Sin tratar de mejorarlo nunca, ni de acortar sus enormes e inútiles vueltas, lo han aprovechado las expediciones militares mandadas contra los indios. Han edificado los fortines en sus orillas, y las tropas de carretas de los proveedores han hecho sonar en él sus bujes, durante muchos años.

Por él han pasado, en tiempos remotos, esas curiosas comitivas de la Audiencia real española que venía, de cuando en cuando, desde el Perú, para hacer pesar en Buenos Aires naciente, su justicia ambulante y cara.

Por él, han entrado las terribles invasiones de los indios; por él han vuelto los malones, arreando las inmensas tropas de hacienda robada, y las cristianas cautivas, arrebatadas a su mediana civilización, para servir de esclavas a sus feroces raptores.

La Pampa se extiende, gris y monótona, cubierta de pasto puna, de aspecto tan triste, con su color verdoso, sin más señal de vida que las innumerables perdices que van, inquietas, siguiendo la huella, durante algunos momentos, antes de cruzarla, para esconderse de nuevo entre el pasto.

Ya deja el ojo de divisar los últimos ranchos que todavía, de lejos en lejos, aparecían como los centinelas avanzados de esta civilización precaria, que no conoce más lujo que un débil abrigo contra la intemperie, ni más industria que la caza.

En la punta de un médano, se ve aparecer un bulto. Es un jinete; por la luz medio apagada del sol otoñal, se destaca en el cielo con líneas tan crudas, que parece una silueta de papel negro recortado, pegada sobre otro papel azul.

Escudriña el horizonte; pronto nos ve, y al conocer que venimos varios hombres y muchos caballos, se para un rato en la cima del médano, como pequeña estatua en un gran pedestal, y luego desaparece. Su gente está ahora sobre aviso.

Todo movimiento en la Pampa desierta es, tanto para el hombre como para los animales, motivo de desconfianza. Al menor ruido, el venado alza la cabeza, presta el oído, y corre algunos pasos para despertar y tener alerta la tropilla que le sigue; el avestruz se endereza y también echa a correr, inflando las alas; el padrillo relincha y junta sus yeguas, y de uno a otro, cunde el pánico, como si donde mayor es la soledad, mayores fueran los peligros.
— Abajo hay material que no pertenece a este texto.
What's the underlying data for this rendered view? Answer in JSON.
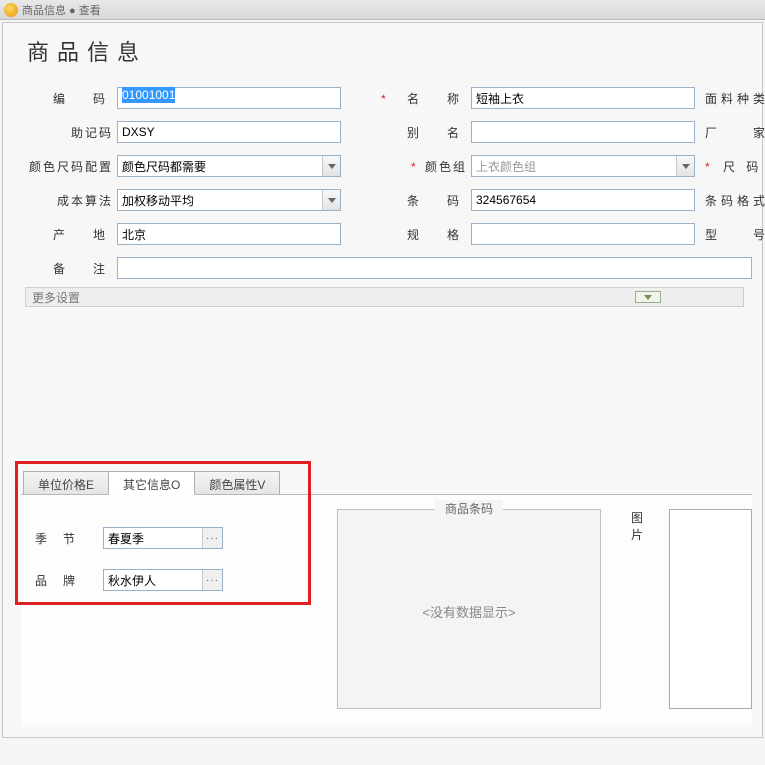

Al anochecer, encontramos en un hueco, una especie de cueva cavada en la tierra al pie de otro médano, techada con paja. Algo retirados de ella, juntamos nuestras tropillas y mandamos a un hombre a reconocer el sitio.

La guarida pertenece a un matrero conocido, desertor, que debe varias muertes y se ha internado en la Pampa, donde vive de boleadas, changueando de vaqueano, huyendo de la sociedad, que no podría tener para él sino castigos.

Salió una mujer, conversó con nuestro emisario y un muchacho trepó a caballo el médano, poniéndose atravesado e inmóvil, como ya lo hablamos visto hacer por otro. Poco tiempo después, asomó en otra cumbre un jinete, y sin cambiar más señales, se habían comprendido.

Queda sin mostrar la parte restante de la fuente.